The superseding indictment said the U.S. government also seized funds from various bank accounts in the U.S. including $1 million from the ANZ Bank in Apia, through an ANZ Bank account in New York.

It listed dates and amounts of investor funds which were wire transferred from a Washington bank to accounts established by Cravens at ANZ Bank.

"Cravens then caused to be established bank accounts at ANZ Bank, Western Samoa to be used for the benefit of the defendants," the indictment continues.

Cravens also controlled four bank accounts in California where funds from the investment scheme were funneled, according to the indictment.

The superseding indictment reiterated the information in the first indictment handed down by the grand jury on March 28, showed Cravens and PIDB's role in the scheme.

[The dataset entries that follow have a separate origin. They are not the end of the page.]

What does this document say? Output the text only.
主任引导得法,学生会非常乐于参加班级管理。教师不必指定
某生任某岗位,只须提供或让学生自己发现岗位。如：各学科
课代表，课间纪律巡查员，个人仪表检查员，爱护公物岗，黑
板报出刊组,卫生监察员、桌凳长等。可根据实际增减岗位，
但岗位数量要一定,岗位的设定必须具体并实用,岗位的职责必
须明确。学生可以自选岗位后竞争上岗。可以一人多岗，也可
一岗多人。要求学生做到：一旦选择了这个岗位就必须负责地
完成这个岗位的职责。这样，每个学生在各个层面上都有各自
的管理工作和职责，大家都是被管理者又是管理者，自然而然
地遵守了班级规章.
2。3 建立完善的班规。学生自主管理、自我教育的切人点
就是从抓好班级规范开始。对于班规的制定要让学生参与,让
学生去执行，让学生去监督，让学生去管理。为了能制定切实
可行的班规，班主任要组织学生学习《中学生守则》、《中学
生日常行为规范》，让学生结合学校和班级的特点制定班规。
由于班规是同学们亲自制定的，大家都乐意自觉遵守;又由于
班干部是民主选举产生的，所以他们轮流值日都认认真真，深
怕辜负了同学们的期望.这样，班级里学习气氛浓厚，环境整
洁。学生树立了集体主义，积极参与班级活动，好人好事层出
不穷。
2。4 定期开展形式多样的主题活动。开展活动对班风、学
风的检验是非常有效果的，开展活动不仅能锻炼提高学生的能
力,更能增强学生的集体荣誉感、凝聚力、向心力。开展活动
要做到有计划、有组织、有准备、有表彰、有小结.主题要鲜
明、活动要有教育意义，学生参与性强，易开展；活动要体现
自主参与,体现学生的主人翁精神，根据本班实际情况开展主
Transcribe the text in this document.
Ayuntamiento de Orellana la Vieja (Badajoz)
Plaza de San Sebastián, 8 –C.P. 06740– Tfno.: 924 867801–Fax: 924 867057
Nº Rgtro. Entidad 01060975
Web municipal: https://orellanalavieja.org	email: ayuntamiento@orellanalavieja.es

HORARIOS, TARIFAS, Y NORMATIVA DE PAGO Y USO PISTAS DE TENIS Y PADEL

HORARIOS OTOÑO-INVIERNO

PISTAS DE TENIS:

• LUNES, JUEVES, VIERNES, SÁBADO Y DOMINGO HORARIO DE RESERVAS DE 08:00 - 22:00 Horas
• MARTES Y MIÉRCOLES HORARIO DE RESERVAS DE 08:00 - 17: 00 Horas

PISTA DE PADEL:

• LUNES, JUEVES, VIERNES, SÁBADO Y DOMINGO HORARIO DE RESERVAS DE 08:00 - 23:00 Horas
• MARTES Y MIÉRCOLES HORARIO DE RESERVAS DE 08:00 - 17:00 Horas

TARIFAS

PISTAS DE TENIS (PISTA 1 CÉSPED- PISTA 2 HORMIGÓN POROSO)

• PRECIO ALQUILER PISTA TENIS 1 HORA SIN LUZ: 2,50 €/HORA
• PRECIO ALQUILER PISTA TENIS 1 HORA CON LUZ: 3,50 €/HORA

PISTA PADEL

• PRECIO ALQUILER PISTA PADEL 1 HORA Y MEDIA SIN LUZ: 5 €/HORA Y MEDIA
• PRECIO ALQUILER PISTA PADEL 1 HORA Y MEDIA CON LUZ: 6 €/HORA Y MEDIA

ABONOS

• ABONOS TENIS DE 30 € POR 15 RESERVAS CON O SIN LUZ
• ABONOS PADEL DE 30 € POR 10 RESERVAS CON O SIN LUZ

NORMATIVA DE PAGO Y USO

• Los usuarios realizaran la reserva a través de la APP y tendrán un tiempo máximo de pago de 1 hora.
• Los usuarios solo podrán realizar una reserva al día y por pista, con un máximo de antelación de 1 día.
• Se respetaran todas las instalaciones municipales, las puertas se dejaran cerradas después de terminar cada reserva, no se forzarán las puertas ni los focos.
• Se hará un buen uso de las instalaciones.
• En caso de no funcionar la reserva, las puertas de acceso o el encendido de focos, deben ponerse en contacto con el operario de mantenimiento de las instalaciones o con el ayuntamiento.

Facts relating to Cravens establishing PIDB in American Samoa after such attempts failed in Samoa are also included.

When PIDB was chartered here, Cravens opened the PIDB account at ANZ Bank.

"Once the bank account was opened, (US) investors were falsely led to believe that PIDB was a real bank, instead of a shell corporation with a bank account, and were induced to send their funds to the PIDB account at ANZ bank," said the indictment.

PIDB's articles of incorporation were revoked by Governor Tauese Sunia on Nov. 1, 2000 because PIDB was not a bank and should not have been licensed as such. The federal government had already begun investigating Cravens at the time.

The superseding indictment yielded more information about Cravens and his role in a transaction involving a CRP Group, in which $1 million in investor funds was transferred from a Washington Bank on Sept. 14, 1999 to Cravens' account at a bank in La Jolla, California.

In November the same year, the money was transferred by Cravens to the CRP Group at the Marine Air Federal Credit Union in California.

An additional $4 million was later transferred to the CRP Group, said the superseding indictment.

This $5 million worth of transfers to CRP Group "were to be placed in a high yield investment program which promised a substantial return within 30-60 days."

"Neither the invested funds nor the promised returns have been paid, although Cravens received a commission of $450,000 paid out of the investors fund," said the indictment.

In April of last year Cravens informed investors that the funds had been frozen but the freeze would be lifted shortly and the investors would receive their initial investments plus a 100 percent return on those investments.

Now the U.S. government wants every penny back to help pay restitution to victims of the scheme.